Saracho: So that is very complicated, it seems very simple, but because those, Emma could’ve been, in many ways, if she would’ve stayed and Vidalia hadn’t sent her away, could’ve been Mari, and Mari could’ve been Emma, you know. So it stings, because it’s the thing Mari wants the most. And that’s the first thing that Emma uses, like, “get an education.” So offensive.

LRM Online: Yeah, for sure. But then you cover a really common topic in the Latin culture, how a lot of times the siblings, the kids, end up just canceling and stop doing whatever they have going for them to take care of the parents. That’s very common that a lot of people don’t understand.

Saracho: Yeah, it’s very culturally-

LRM Online: Sacrificing-

Saracho: And you get it, because you’ve seen it, and that’s something we want to, because Mari’s this bad chingona, activist, woke feminist, progressive. But she’s also trapped. A woman trapped in this neighborhood which has trapped the country, in a way. So yeah, I love, especially second season, I love Maris’ story. Because she’s going to be battling that, what she wants to do with her path, and then also the patriarchy. In the shape of a brother, a boyfriend, and a dad.

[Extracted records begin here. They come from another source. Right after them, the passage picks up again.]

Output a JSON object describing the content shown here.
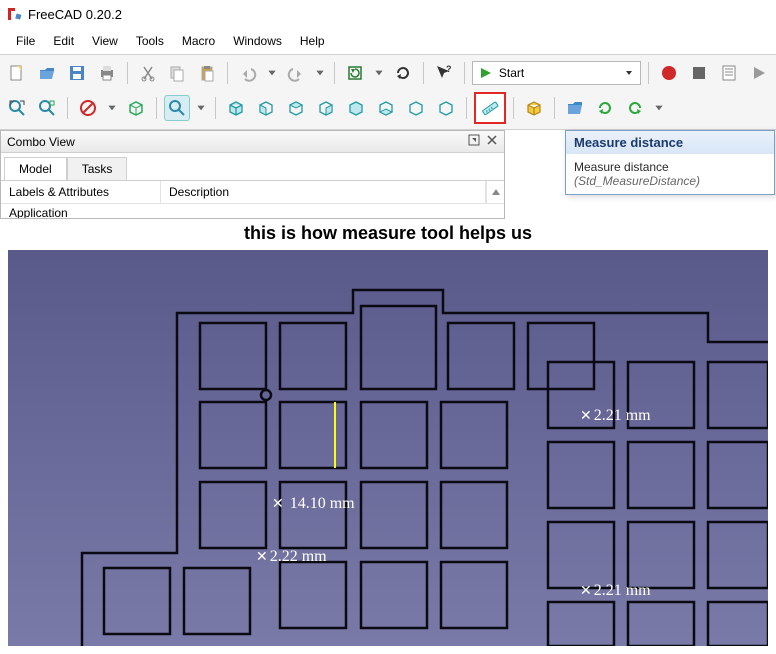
{
  "app": {
    "title": "FreeCAD 0.20.2"
  },
  "menu": [
    "File",
    "Edit",
    "View",
    "Tools",
    "Macro",
    "Windows",
    "Help"
  ],
  "workbench": {
    "label": "Start"
  },
  "combo": {
    "title": "Combo View",
    "tabs": [
      "Model",
      "Tasks"
    ],
    "columns": [
      "Labels & Attributes",
      "Description"
    ],
    "tree_first": "Application"
  },
  "tooltip": {
    "title": "Measure distance",
    "line1": "Measure distance",
    "cmd": "(Std_MeasureDistance)"
  },
  "annotation": "this is how measure tool helps us",
  "measurements": {
    "m1": "14.10 mm",
    "m2": "2.22 mm",
    "m3": "2.21 mm",
    "m4": "2.21 mm"
  }
}
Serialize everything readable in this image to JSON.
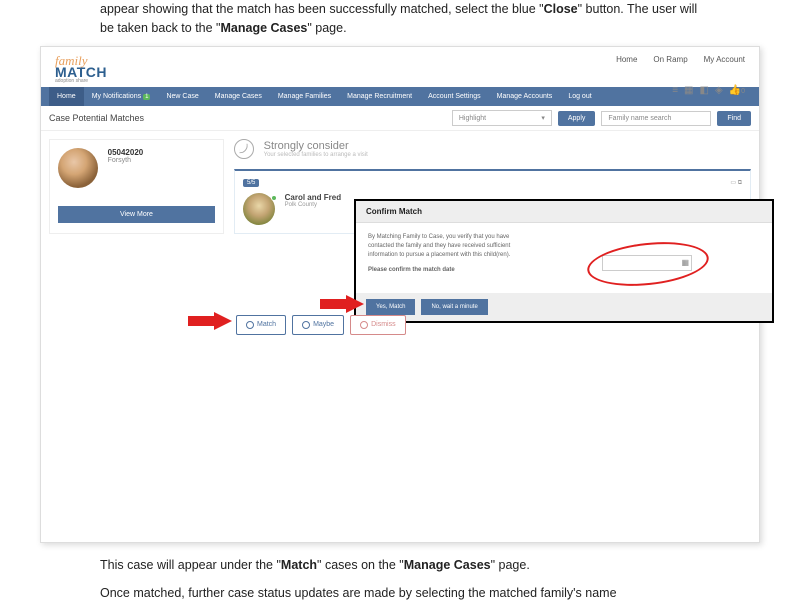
{
  "doc": {
    "top_line": "appear showing that the match has been successfully matched, select the blue \"",
    "top_bold_close": "Close",
    "top_after_close": "\" button. The user will be taken back to the \"",
    "top_bold_manage": "Manage Cases",
    "top_after_manage": "\" page.",
    "bottom_line1_a": "This case will appear under the \"",
    "bottom_line1_b": "Match",
    "bottom_line1_c": "\" cases on the \"",
    "bottom_line1_d": "Manage Cases",
    "bottom_line1_e": "\" page.",
    "bottom_line2": "Once matched, further case status updates are made by selecting the matched family's name"
  },
  "app": {
    "logo": {
      "top": "family",
      "bottom": "MATCH",
      "sub": "adoption share"
    },
    "top_links": [
      "Home",
      "On Ramp",
      "My Account"
    ],
    "nav": [
      "Home",
      "My Notifications",
      "New Case",
      "Manage Cases",
      "Manage Families",
      "Manage Recruitment",
      "Account Settings",
      "Manage Accounts",
      "Log out"
    ],
    "nav_badge": "1",
    "page_title": "Case Potential Matches",
    "highlight_label": "Highlight",
    "apply_btn": "Apply",
    "search_placeholder": "Family name search",
    "find_btn": "Find",
    "thumb_count": "0",
    "case": {
      "id": "05042020",
      "location": "Forsyth",
      "view_more": "View More"
    },
    "strongly": {
      "title": "Strongly consider",
      "sub": "Your selected families to arrange a visit"
    },
    "family": {
      "score": "5/5",
      "name": "Carol and Fred",
      "location": "Polk County"
    },
    "modal": {
      "title": "Confirm Match",
      "body1": "By Matching Family to Case, you verify that you have contacted the family and they have received sufficient information to pursue a placement with this child(ren).",
      "body2": "Please confirm the match date",
      "btn_yes": "Yes, Match",
      "btn_no": "No, wait a minute"
    },
    "actions": {
      "match": "Match",
      "maybe": "Maybe",
      "dismiss": "Dismiss"
    }
  }
}
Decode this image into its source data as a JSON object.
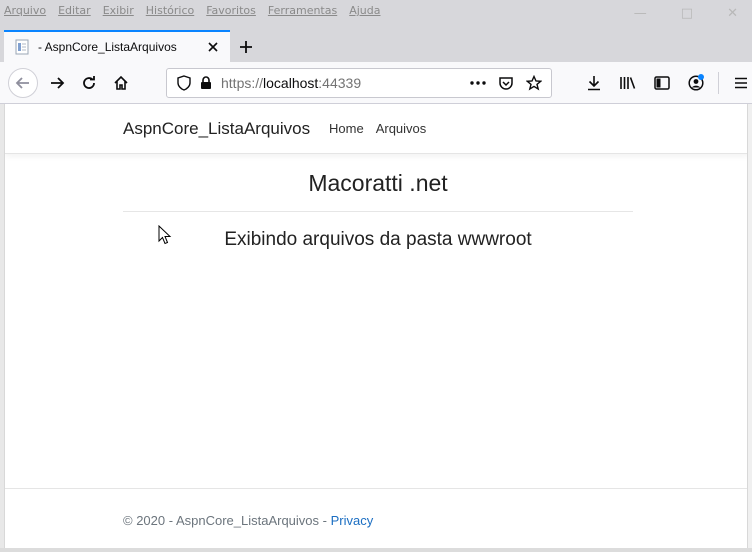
{
  "window": {
    "menu": [
      "Arquivo",
      "Editar",
      "Exibir",
      "Histórico",
      "Favoritos",
      "Ferramentas",
      "Ajuda"
    ]
  },
  "tab": {
    "title": "- AspnCore_ListaArquivos"
  },
  "urlbar": {
    "scheme": "https://",
    "host": "localhost",
    "port": ":44339"
  },
  "site": {
    "brand": "AspnCore_ListaArquivos",
    "nav": [
      "Home",
      "Arquivos"
    ],
    "title": "Macoratti .net",
    "subtitle": "Exibindo arquivos da pasta wwwroot",
    "footer_text": "© 2020 - AspnCore_ListaArquivos - ",
    "footer_link": "Privacy"
  },
  "colors": {
    "accent": "#0a84ff",
    "link": "#1b6ec2"
  }
}
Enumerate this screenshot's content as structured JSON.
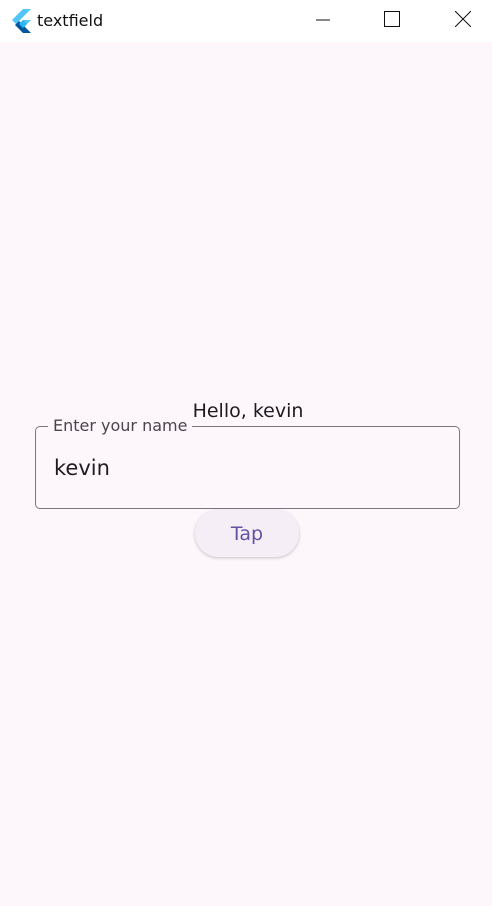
{
  "window": {
    "title": "textfield",
    "controls": [
      "minimize-icon",
      "maximize-icon",
      "close-icon"
    ]
  },
  "main": {
    "greeting": "Hello, kevin",
    "name_field": {
      "label": "Enter your name",
      "value": "kevin"
    },
    "tap_button_label": "Tap"
  },
  "colors": {
    "background": "#fdf7fc",
    "button_text": "#6650a4",
    "button_bg": "#f5eef6",
    "field_border": "#7b757e"
  }
}
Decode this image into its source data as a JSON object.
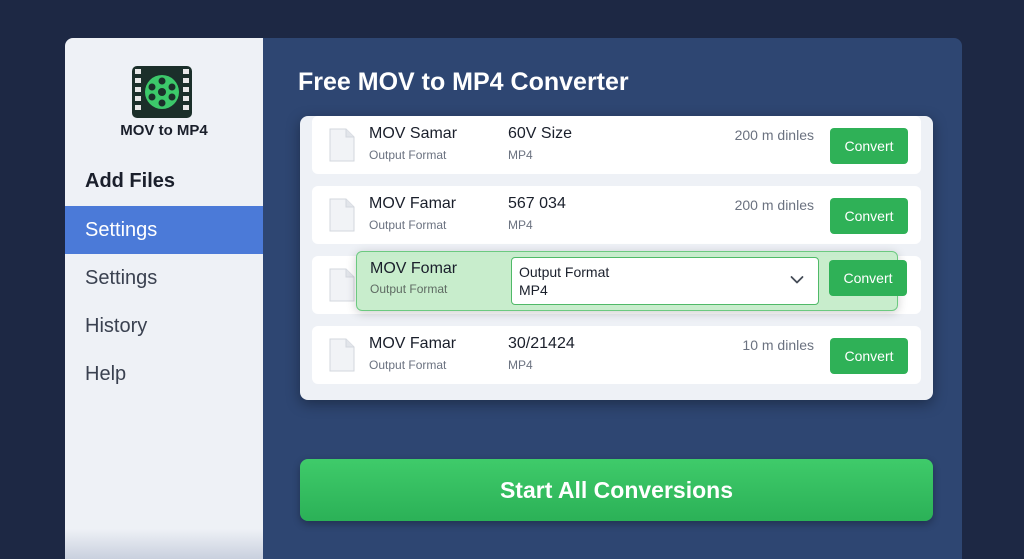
{
  "sidebar": {
    "app_name": "MOV to MP4",
    "logo_icon": "film-reel-icon",
    "items": [
      {
        "label": "Add Files"
      },
      {
        "label": "Settings"
      },
      {
        "label": "Settings"
      },
      {
        "label": "History"
      },
      {
        "label": "Help"
      }
    ]
  },
  "main": {
    "title": "Free MOV to MP4 Converter",
    "files": [
      {
        "name": "MOV Samar",
        "format_label": "Output Format",
        "size": "60V Size",
        "format_value": "MP4",
        "time": "200 m dinles",
        "convert_label": "Convert"
      },
      {
        "name": "MOV Famar",
        "format_label": "Output Format",
        "size": "567 034",
        "format_value": "MP4",
        "time": "200 m dinles",
        "convert_label": "Convert"
      },
      {
        "name": "MOV Fomar",
        "format_label": "Output Format",
        "size": "",
        "format_value": "",
        "time": "",
        "convert_label": "Convert"
      },
      {
        "name": "MOV Famar",
        "format_label": "Output Format",
        "size": "30/21424",
        "format_value": "MP4",
        "time": "10 m dinles",
        "convert_label": "Convert"
      }
    ],
    "dropdown": {
      "label": "Output Format",
      "value": "MP4"
    },
    "start_all_label": "Start All Conversions"
  },
  "colors": {
    "background": "#1d2844",
    "main_panel": "#2e4672",
    "active_nav": "#4b7ad8",
    "accent_green": "#2fb157"
  }
}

LRM Online: So for my last question, I had a chance to see a couple of episodes of the second season, super excited for it, so I know I have, there’s a lot to say about Mari for next season, so no spoiler, but there is a new character, Baco. Is he going to be pretty much, what am I going to say, is he going to be a big, make some changes or turmoil for the girls, the sisters?

Saracho: He’s going to be a pain in the ass for Emma, but there are three characters, three new characters in Season 2, that I’m so excited about. Baco, played by Raúl Castillo, who kinda brings that hyper-masculine energy we didn’t have first season. It’s a different point of view for the neighborhood. It supports Mari’s point of view, but it’s a little bit older, a little bit more traditional, in a different way. He’s an ex-cholo, you know. Which is not what we’ve seen on Vida. And then there is also Roberta Colindrez who plays Nico, who plays my dream girl, made in the lab, AKA the writer’s room. She’s just awesome, and she does such a great job. I can’t wait for the world to meet Nico. And then there’s also a politician named Rudy that you will meet a little later. And these three characters add new shades to the world, and they just sort of expand the world and deepen it.

LRM Online: Well I’m excited, so I only got a taste of Baco, I still have two more.

Saracho: Yeah, just wait.

Saracho: Nico and Rudy, I don’t know why these two. Nico, Rudy, and Baco and the actors that play them are so fantastic. It’s a pleasure to also introduce them to the canon to the world.

LRM Online: I’m excited.

Saracho: I can’t wait for you to binge it all.

LRM Online: Yeah, I’m gonna. I can’t wait. Tanya, thank you so much and congratulations on this. Not everybody can say they are the creator of a 100% critical rating on Rotten Tomatoes.